Krzysztof Iwanek, head of the Asia Research Centre at War Studies University in Warsaw, expects China’s economic support for Pakistan to grow to some extent. “Now China appears to have its worst stage of the coronavirus epidemic behind it, and Pakistan may have the worst stage ahead of it, Beijing is in a good position to discuss the terms of its future economic support for Pakistan,” he told Nikkei.
However, he expressed skepticism on Pakistan’s expectation of China increasing its economic support and investments. He maintained that China will not want to commit to a large on-the-ground presence of Chinese laborers and other nationals in China until Pakistan is out of the woods with COVID-19. “Pakistan should not expect forward movement on new — or even current — CPEC projects, or with fresh Chinese investment in Pakistan until the coronavirus crisis has subsided.”
Malik agreed with this assertion. “If anything, the BRI — President Xi’s signature initiative — may well turn out to be a major casualty of the coronavirus pandemic,” he added.

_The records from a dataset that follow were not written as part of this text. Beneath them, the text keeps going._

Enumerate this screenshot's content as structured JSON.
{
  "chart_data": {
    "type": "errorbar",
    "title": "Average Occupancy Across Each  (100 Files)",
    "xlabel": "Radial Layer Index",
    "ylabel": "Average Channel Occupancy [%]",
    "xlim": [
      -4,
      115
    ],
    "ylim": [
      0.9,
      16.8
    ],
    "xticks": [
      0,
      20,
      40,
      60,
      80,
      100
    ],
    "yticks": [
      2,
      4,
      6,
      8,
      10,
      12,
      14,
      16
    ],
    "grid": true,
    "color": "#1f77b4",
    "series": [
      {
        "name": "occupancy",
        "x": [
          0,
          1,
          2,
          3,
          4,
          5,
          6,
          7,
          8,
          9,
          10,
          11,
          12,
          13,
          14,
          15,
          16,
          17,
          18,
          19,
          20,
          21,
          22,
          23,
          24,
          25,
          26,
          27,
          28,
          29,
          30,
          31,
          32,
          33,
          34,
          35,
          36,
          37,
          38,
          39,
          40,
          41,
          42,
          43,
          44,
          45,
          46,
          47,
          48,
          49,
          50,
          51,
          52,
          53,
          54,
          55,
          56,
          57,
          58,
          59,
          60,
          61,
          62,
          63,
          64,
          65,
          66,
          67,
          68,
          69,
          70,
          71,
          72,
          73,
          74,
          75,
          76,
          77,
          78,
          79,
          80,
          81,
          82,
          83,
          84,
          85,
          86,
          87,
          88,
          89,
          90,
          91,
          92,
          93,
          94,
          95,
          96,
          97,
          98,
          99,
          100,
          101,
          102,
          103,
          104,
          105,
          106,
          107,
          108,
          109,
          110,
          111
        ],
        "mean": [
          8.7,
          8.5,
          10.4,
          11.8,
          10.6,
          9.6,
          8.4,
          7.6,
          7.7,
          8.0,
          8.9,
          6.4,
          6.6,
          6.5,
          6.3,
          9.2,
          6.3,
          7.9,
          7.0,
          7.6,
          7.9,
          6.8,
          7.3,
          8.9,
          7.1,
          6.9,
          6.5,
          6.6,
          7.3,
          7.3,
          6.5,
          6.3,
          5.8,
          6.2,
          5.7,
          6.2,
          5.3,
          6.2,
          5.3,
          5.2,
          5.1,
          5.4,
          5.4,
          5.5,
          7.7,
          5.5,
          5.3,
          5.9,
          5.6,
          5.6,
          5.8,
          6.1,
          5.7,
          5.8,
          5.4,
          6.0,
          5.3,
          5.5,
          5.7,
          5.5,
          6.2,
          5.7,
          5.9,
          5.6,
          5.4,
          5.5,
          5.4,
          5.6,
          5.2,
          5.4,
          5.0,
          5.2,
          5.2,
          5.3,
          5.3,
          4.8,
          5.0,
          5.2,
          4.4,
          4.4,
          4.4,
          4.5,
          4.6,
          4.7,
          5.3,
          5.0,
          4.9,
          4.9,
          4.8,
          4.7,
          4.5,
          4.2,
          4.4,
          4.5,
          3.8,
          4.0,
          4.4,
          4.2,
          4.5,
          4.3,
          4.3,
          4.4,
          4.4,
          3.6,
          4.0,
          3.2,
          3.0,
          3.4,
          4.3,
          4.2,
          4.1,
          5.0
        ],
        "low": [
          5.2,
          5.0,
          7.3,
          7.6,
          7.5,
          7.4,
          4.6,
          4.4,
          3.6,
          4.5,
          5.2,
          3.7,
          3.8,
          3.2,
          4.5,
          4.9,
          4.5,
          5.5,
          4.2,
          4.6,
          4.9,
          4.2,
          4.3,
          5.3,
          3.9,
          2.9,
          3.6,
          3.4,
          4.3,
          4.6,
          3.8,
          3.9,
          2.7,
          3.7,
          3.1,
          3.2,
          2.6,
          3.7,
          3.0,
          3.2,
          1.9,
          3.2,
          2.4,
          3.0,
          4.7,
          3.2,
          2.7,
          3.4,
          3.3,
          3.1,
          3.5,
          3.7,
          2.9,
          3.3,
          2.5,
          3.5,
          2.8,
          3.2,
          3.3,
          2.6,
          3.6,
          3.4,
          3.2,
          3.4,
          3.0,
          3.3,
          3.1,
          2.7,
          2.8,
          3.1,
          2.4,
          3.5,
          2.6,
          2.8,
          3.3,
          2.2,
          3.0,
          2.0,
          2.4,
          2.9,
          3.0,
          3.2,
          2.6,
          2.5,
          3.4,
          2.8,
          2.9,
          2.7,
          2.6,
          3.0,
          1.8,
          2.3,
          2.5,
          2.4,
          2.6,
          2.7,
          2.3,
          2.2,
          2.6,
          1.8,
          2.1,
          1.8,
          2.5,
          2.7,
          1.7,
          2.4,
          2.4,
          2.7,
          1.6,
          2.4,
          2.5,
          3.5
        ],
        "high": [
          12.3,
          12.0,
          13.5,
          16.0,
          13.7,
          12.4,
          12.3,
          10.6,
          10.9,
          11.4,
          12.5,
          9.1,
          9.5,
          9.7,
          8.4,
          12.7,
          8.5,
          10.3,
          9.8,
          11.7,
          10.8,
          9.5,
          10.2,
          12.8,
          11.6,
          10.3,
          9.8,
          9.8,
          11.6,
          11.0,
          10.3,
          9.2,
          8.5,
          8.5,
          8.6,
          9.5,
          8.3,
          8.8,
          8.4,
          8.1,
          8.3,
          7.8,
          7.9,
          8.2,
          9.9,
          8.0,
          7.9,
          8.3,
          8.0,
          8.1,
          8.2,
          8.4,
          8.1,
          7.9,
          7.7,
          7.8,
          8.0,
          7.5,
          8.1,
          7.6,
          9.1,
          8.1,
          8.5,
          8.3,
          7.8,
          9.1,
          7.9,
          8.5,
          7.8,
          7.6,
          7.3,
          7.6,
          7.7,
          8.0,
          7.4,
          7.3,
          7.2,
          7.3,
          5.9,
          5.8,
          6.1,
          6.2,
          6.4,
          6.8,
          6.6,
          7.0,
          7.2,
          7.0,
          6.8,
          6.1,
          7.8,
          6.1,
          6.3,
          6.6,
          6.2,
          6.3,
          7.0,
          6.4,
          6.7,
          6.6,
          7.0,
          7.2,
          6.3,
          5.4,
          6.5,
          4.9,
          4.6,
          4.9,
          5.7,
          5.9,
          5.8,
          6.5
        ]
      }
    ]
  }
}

He also believes that Beijing will want to turn the health crisis into a diplomatic opportunity by offering some assistance to enhance its global stature. He believes this approach by China might not be very effective. “The looming global recession and long-term economic costs of the pandemic borne by countries such as Italy, Iran or Pakistan and others would also limit any short-term diplomatic gains for China,” he said.